While I supported and campaigned for Mohamud Noor in the recent DFL primary election in Minnesota House District 60B, I wholeheartedly welcome Ilhan Omar's victory. It truly is a historic moment for the Somali diaspora and all Minnesotans.
For Minnesota's Somali community to have the first Somali legislator in the country is amazing. And it is even better that that person is a woman.
Almost three years ago, my election to the Minneapolis City Council was heralded around our city, our country and even throughout the Somali world. At every moment since, I have felt a special responsibility to act as the voice of a people who have become refugees and severely dispossessed. I'm sure Omar is already receiving the same and perhaps even greater attention.

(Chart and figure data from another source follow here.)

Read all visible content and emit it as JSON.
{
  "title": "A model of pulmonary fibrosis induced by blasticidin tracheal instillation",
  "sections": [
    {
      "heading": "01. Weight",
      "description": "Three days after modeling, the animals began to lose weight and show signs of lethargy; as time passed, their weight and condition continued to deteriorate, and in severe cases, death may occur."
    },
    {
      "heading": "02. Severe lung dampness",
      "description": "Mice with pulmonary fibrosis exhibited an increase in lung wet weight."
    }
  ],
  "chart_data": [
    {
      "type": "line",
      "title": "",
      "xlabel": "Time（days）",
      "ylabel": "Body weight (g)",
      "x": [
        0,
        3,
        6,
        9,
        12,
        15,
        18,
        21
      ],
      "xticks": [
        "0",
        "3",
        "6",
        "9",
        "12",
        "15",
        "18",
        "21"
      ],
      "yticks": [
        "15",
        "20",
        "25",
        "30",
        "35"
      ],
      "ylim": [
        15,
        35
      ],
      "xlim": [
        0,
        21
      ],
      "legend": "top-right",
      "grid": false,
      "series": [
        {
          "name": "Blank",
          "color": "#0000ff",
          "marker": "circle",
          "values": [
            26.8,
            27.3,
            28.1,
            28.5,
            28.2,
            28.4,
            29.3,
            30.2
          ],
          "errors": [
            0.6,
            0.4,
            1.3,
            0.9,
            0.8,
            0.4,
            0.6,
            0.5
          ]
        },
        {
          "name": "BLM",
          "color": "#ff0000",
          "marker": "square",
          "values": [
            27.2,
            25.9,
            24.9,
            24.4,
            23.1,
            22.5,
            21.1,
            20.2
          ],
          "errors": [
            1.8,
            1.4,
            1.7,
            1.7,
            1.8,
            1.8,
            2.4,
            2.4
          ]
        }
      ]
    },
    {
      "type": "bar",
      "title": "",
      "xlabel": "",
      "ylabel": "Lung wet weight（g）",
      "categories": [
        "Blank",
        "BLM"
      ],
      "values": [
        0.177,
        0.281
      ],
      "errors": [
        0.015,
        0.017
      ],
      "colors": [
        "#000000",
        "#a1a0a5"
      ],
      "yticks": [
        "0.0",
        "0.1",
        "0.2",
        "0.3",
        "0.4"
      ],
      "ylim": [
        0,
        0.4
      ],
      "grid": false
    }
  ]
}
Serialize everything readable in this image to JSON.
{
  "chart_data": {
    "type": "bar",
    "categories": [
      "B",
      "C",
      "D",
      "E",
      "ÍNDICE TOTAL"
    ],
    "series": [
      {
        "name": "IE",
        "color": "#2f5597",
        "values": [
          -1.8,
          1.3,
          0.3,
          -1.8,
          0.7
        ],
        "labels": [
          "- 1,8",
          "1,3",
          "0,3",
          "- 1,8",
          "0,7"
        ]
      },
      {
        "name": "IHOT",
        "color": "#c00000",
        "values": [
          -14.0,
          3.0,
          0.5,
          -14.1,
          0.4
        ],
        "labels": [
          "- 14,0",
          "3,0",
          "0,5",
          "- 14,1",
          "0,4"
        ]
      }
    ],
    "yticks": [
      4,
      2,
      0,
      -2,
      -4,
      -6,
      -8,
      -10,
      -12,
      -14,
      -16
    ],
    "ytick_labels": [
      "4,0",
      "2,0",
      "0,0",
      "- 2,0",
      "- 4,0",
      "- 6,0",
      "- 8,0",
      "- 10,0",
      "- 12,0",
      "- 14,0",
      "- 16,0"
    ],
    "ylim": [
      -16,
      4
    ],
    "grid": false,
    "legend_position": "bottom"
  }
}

This is wonderful news for a community in great need. I soon will have a partner from the community in the Legislature and I look forward to the day when that voice will be heard in St. Paul.
As the Sixth Ward council member, my first obligation is to my ward. And the Sixth Ward is home to many people, most of whom are not East Africans. In my two and half years on the City Council, I have been able to see the streets in the Cedar-Riverside neighborhood rebuilt and those same streets renamed to honor the East African community. For thousands, Cedar-Riverside is the East African equivalent of Ellis Island.
We also formed a sister-city relationship with Bosaso, Somalia. And although some would consider this a mere symbol, it is anything but. Just this week Mayor Betsy Hodges welcomed Bosaso's mayor to Minneapolis, an event that promises friendship, hope and opportunity to a part of the world that desperately needs all three.
The job of a council member required that I work to improve our parks, adding a new pool at Phillips Community Center and helping to adopt the 20-year park plan that will bring dramatic improvements to Sixth Ward parks like Currie, Matthews, Phillips and Eliot — and do so through a requirement that racial equity be a central aspect of the plan.
There also have been issues of citywide importance: developing the sick-leave ordinance, banning plastic bags, establishing better affordable-housing programs and working on a new minimum-wage ordinance.